Is religion the major cause of wars? Karen Armstrong argues “No.”

Fields of Blood book coverOne only has to turn on the TV these days, or go to any internet news feed, to be confronted by horrific images of religious violence in the Middle East.  For those who saw the images of the Charlie Hebdo attacks, and the gunman murdering the wounded policeman on the pavement outside those offices, the religious violence seems all around us. So: Is religion to blame for most of the mass violence in the world?

Karen Armstrong’s Fields of Blood (Random House, 500 pages) traces the history of warfare since the invention of settled agriculture. Armstrong, a former Catholic Nun, has become one of the English-speaking world’s foremost scholars on the history of religion. She points out that in hunter-gather societies, there is no real warfare, except occasional skirmishes with nearby tribes, since the entire population is needed for food collection, and there is no agricultural surplus to sustain a kingly priestly, or soldier class. Once settled farming begins, and farmers are producing enough to support more than their own families,  a class of rulers, soldiers and priests can emerge.

The pace of agricultural innovation is terribly slow, however, so the only way that the new ruling class can expand its wealth is to conquer another nearby area and seize its surplus. That’s the start of warfare.

Throughout history, religions have been ideologies that propped up the legitimacy of the ruling class. (Have you ever known of a society where the major religion denied the legitimacy of the ruling class? How did that work out?) Warfare, Armstrong claims, occurs at times of social and economic change, and religion becomes enlisted in the political cause, rather than being the cause.

She also argues that the major conflicts of the 20th century were not religious. The first world war was not religious, and Germany didn’t start world War II  to spread either of its two recognized religions (Catholicism, and Lutheranism).   In the 1930s, Japan didn’t invade it’s neighbors to spread Shinto and Buddhism: China already had Confucianism and Buddhism, Thailand was already Buddhist, and Korea already had Buddhism.

The most interesting sections of the book deal with the crusades of the Middle Ages, and the religious ward of the 15 and 1600s, where religion really was at the center of the conflicts. The author has a knowledge of history that leaves me for dead.  For anybody who wants to get into the history of religion in a serious way, and is prepared to wade through some serious research, this book is a five star piece of work.

For those interested in reading some further reviews before committing to an arduous read, here is one from  The Guardian,  the New York Times   and here is publisher Random House’s description of the book’s subject matter. It’s a meaty read, but it’s worth it.

They told him he was a psychopath, and he thought they were joking.
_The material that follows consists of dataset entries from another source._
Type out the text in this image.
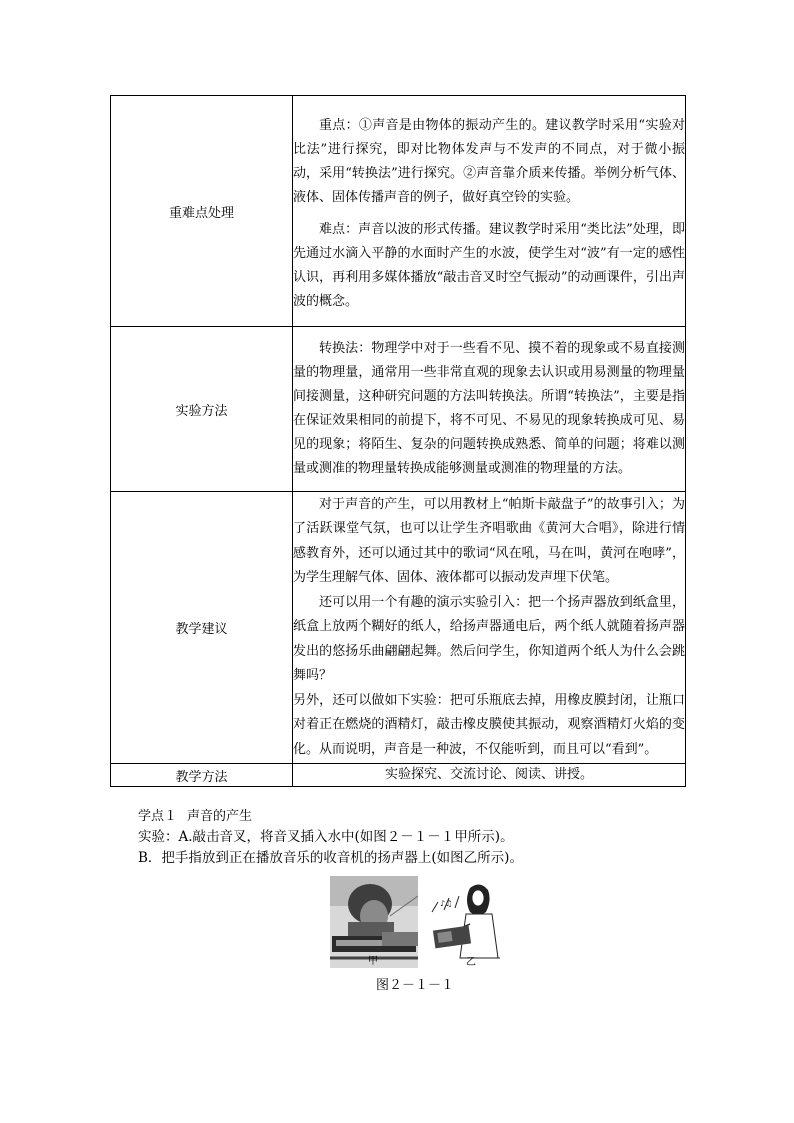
重难点处理	重点：①声音是由物体的振动产生的。建议教学时采用“实验对比法”进行探究，即对比物体发声与不发声的不同点，对于微小振动，采用“转换法”进行探究。②声音靠介质来传播。举例分析气体、液体、固体传播声音的例子，做好真空铃的实验。

难点：声音以波的形式传播。建议教学时采用“类比法”处理，即先通过水滴入平静的水面时产生的水波，使学生对“波”有一定的感性认识，再利用多媒体播放“敲击音叉时空气振动”的动画课件，引出声波的概念。

实验方法	转换法：物理学中对于一些看不见、摸不着的现象或不易直接测量的物理量，通常用一些非常直观的现象去认识或用易测量的物理量间接测量，这种研究问题的方法叫转换法。所谓“转换法”，主要是指在保证效果相同的前提下，将不可见、不易见的现象转换成可见、易见的现象；将陌生、复杂的问题转换成熟悉、简单的问题；将难以测量或测准的物理量转换成能够测量或测准的物理量的方法。

教学建议	对于声音的产生，可以用教材上“帕斯卡敲盘子”的故事引入；为了活跃课堂气氛，也可以让学生齐唱歌曲《黄河大合唱》，除进行情感教育外，还可以通过其中的歌词“风在吼，马在叫，黄河在咆哮”，为学生理解气体、固体、液体都可以振动发声埋下伏笔。

还可以用一个有趣的演示实验引入：把一个扬声器放到纸盒里，纸盒上放两个糊好的纸人，给扬声器通电后，两个纸人就随着扬声器发出的悠扬乐曲翩翩起舞。然后问学生，你知道两个纸人为什么会跳舞吗？

另外，还可以做如下实验：把可乐瓶底去掉，用橡皮膜封闭，让瓶口对着正在燃烧的酒精灯，敲击橡皮膜使其振动，观察酒精灯火焰的变化。从而说明，声音是一种波，不仅能听到，而且可以“看到”。

教学方法	实验探究、交流讨论、阅读、讲授。

学点１ 声音的产生

实验：A.敲击音叉，将音叉插入水中(如图２－１－１甲所示)。

B．把手指放到正在播放音乐的收音机的扬声器上(如图乙所示)。

♪♫
甲	乙
图２－１－１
The Psychopath Within by James Fallon
The Psychopath Inside by James Fallon

What would you do if your brain scan showed you were a psychopath? I’ve just finished reading ‘The Psychopath Inside’ by James Fallon (Penguin, 2013, 246 pages.) Fallon was a neuroscientist  studying the brain scans of psychopaths: serial killers with no conscience and no empathy. Co-incidentally, he had a folder with brain scans of all his own family members, which he had obtained (with their consent) because, for another study, he needed an entire family in which no one currently had Alzheimer’s disease.
Psychopaths all have certain abnormal features in the very front of the brain: the parts that deal with empathy and conscience. One day looking through his scans, he found one which had the exact features of a psychopath, but was in his family’s folder. Since the scans had numbers rather than names, he asked his research assistant to check who it belonged to, thinking the two sets of scans might have gotten mixed up. They hadn’t. The scan was his.
Fallon had never murdered anyone in his life, and never tortured animals as a child. So what was he doing with a brain scan that showed these types of abnormalities?
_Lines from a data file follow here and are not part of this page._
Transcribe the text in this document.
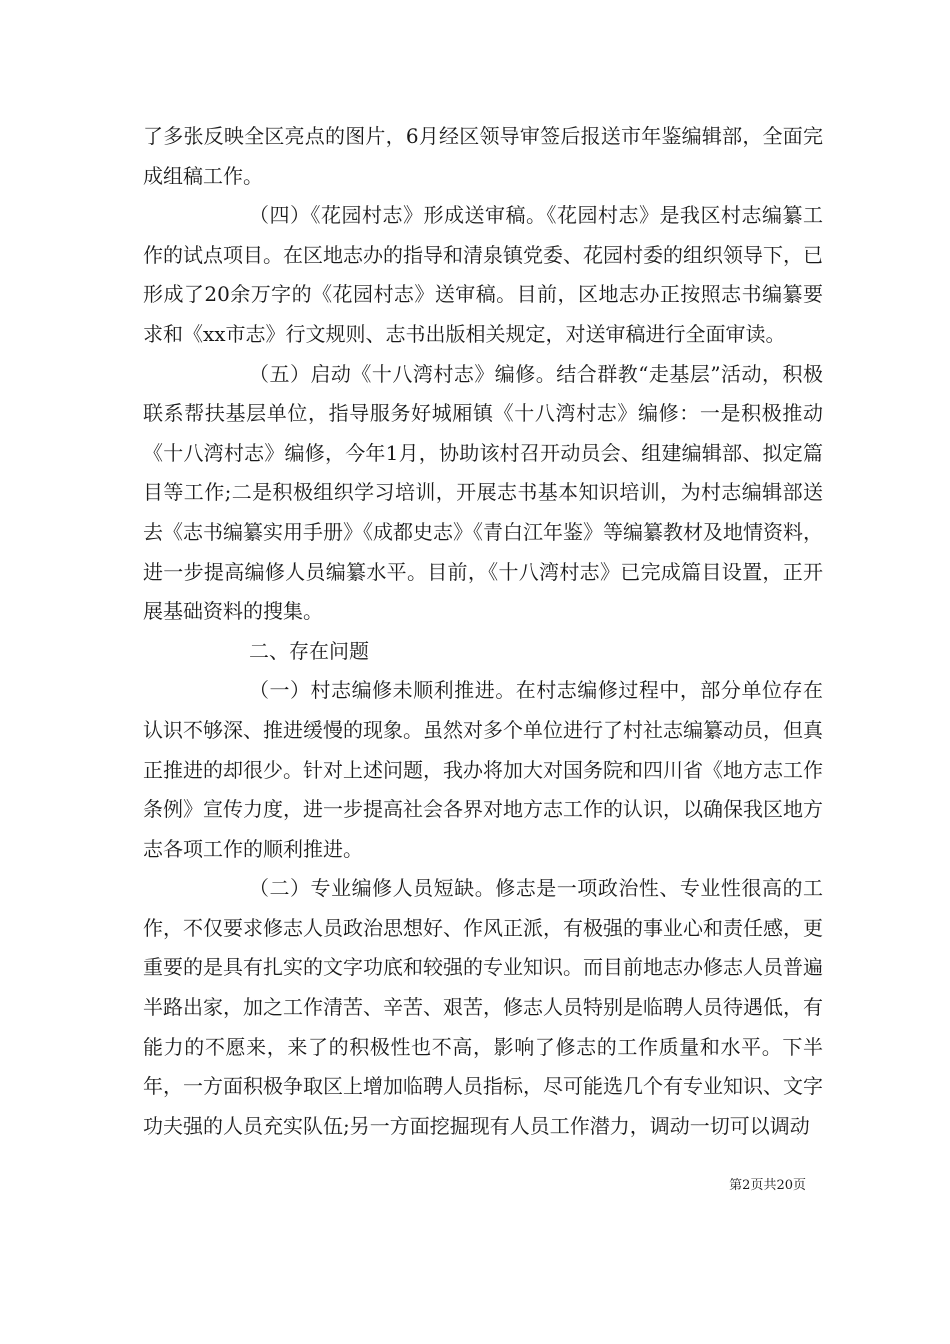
了多张反映全区亮点的图片，6月经区领导审签后报送市年鉴编辑部，全面完成组稿工作。

（四）《花园村志》形成送审稿。《花园村志》是我区村志编纂工作的试点项目。在区地志办的指导和清泉镇党委、花园村委的组织领导下，已形成了20余万字的《花园村志》送审稿。目前，区地志办正按照志书编纂要求和《xx市志》行文规则、志书出版相关规定，对送审稿进行全面审读。

（五）启动《十八湾村志》编修。结合群教“走基层”活动，积极联系帮扶基层单位，指导服务好城厢镇《十八湾村志》编修：一是积极推动《十八湾村志》编修，今年1月，协助该村召开动员会、组建编辑部、拟定篇目等工作;二是积极组织学习培训，开展志书基本知识培训，为村志编辑部送去《志书编纂实用手册》《成都史志》《青白江年鉴》等编纂教材及地情资料，进一步提高编修人员编纂水平。目前，《十八湾村志》已完成篇目设置，正开展基础资料的搜集。

二、存在问题

（一）村志编修未顺利推进。在村志编修过程中，部分单位存在认识不够深、推进缓慢的现象。虽然对多个单位进行了村社志编纂动员，但真正推进的却很少。针对上述问题，我办将加大对国务院和四川省《地方志工作条例》宣传力度，进一步提高社会各界对地方志工作的认识，以确保我区地方志各项工作的顺利推进。

（二）专业编修人员短缺。修志是一项政治性、专业性很高的工作，不仅要求修志人员政治思想好、作风正派，有极强的事业心和责任感，更重要的是具有扎实的文字功底和较强的专业知识。而目前地志办修志人员普遍半路出家，加之工作清苦、辛苦、艰苦，修志人员特别是临聘人员待遇低，有能力的不愿来，来了的积极性也不高，影响了修志的工作质量和水平。下半年，一方面积极争取区上增加临聘人员指标，尽可能选几个有专业知识、文字功夫强的人员充实队伍;另一方面挖掘现有人员工作潜力，调动一切可以调动

第2页共20页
The remainder of Fallon’s book is an exploration of why some people become psychopaths and some don’t. Fallon concludes that although he has the physical brain abnormalities of a psychopath, he was stopped from growing in that direction by the loving home environment in his early childhood – something other psychopaths usually didn’t have. Nevertheless, he does show some psychopathic traits. He has exposed other family members to extreme danger, taking his brother camping at night in an area frequented by elephant herds without telling the brother what they were doing. Why? For the thrill of it. If someone offends Fallon, he doesn’t tell them straight away, but will wait for three or four years before springing some revenge on them, at a time they have entirely forgotten about the original incident. And he admits to not going to family funerals or graduations because he just felt there was something more interesting on – such as a chance to go gambling. work colleagues had told him over the years that he was a psycopath in the workpace, but he thought they were joking, or just disgruntled about something he had done, and he had dismissed their claims.
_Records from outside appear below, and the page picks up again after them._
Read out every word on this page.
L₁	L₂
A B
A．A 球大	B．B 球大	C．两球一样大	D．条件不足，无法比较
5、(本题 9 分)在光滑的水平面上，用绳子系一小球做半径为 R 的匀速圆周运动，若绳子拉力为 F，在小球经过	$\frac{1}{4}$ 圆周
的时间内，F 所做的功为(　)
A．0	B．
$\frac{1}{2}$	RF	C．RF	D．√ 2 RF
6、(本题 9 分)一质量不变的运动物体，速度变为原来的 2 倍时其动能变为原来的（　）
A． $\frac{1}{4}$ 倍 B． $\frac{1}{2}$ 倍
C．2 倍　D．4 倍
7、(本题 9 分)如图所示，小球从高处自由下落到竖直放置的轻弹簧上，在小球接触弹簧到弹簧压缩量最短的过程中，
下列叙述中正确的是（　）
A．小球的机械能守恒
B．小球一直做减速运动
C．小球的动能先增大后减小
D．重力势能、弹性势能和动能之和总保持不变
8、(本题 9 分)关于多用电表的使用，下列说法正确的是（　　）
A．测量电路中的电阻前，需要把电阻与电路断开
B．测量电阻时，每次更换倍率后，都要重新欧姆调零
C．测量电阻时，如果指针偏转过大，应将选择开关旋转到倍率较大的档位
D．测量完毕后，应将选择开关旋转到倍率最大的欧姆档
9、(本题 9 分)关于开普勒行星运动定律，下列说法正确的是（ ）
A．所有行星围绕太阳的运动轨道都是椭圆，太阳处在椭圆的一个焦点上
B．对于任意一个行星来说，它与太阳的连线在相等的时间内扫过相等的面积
Fallon presents a rare portrait of himself, warts and all. For those who have an interest in psychology, or the nature-vs-nurture debate, this is a very interesting read.

So, what about you? Do you know people who all the advantages in early life and turned into very unpleasant people? Or who had appalling early lives and turned into nice people? Do you think we are any closer to solving the nature vs nuture debate?